As an alternative to synonym classes, we use taxonomic subsumption
algorithms that exploit generality (subsumption) rather than synonymy to
connect terms in queries with passages that contain more specific terms
as well as the requested terms. These algorithms do not automatically
explore more general terms, so the level of generality is controlled by
your choice of query terms. For example, if you ask for "motor vehicles"
you would get trucks, buses, cars, etc., but if you ask for
"automobiles" you would get cars and taxicabs, but not trucks and buses.    (03)
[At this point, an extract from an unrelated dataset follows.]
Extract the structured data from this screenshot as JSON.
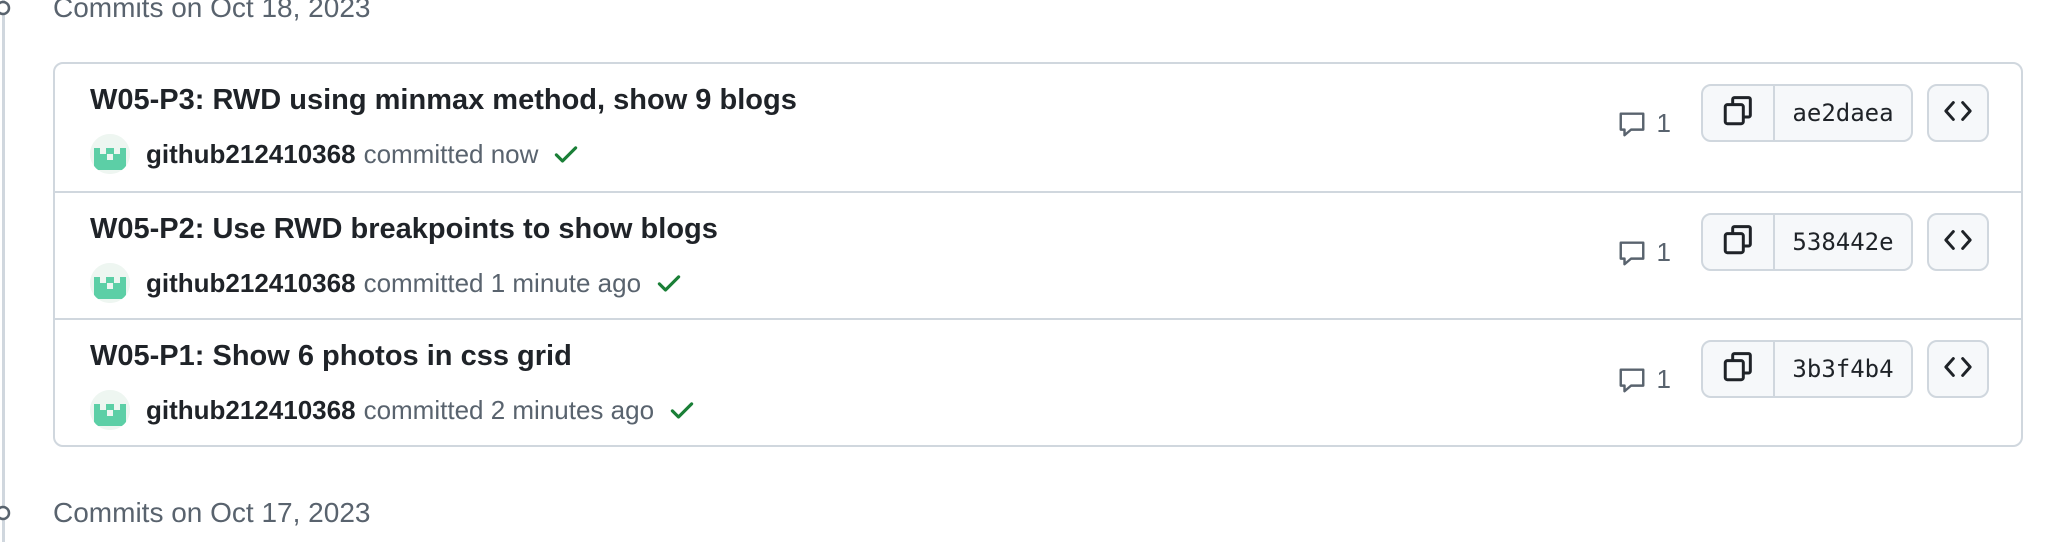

  Using knowledge bases of general semantic facts, structured conceptual
taxonomies (a type of semantic network) can be constructed from words
and phrases. These words and phrases can be extracted automatically from
text and parsed into conceptual structures. The taxonomy can be
organized by the most-specific-subsumer (MSS) relationship, where each
concept is linked to the most specific concepts that subsume it - i.e.,
that are more general than it is. Terms in a query are individually
matched with corresponding concepts in the taxonomy together with their
For example, given the general semantic facts that "washing" is a kind
of "cleaning" and "car" is a kind of "automobile", an algorithmic
classification system can automatically classify "car washing" as a kind
of "automobile cleaning". A query for "automobile cleaning" or
"automobile wahing" will immediately retrieve hits for "car washing"."    (04)

Peter    (05)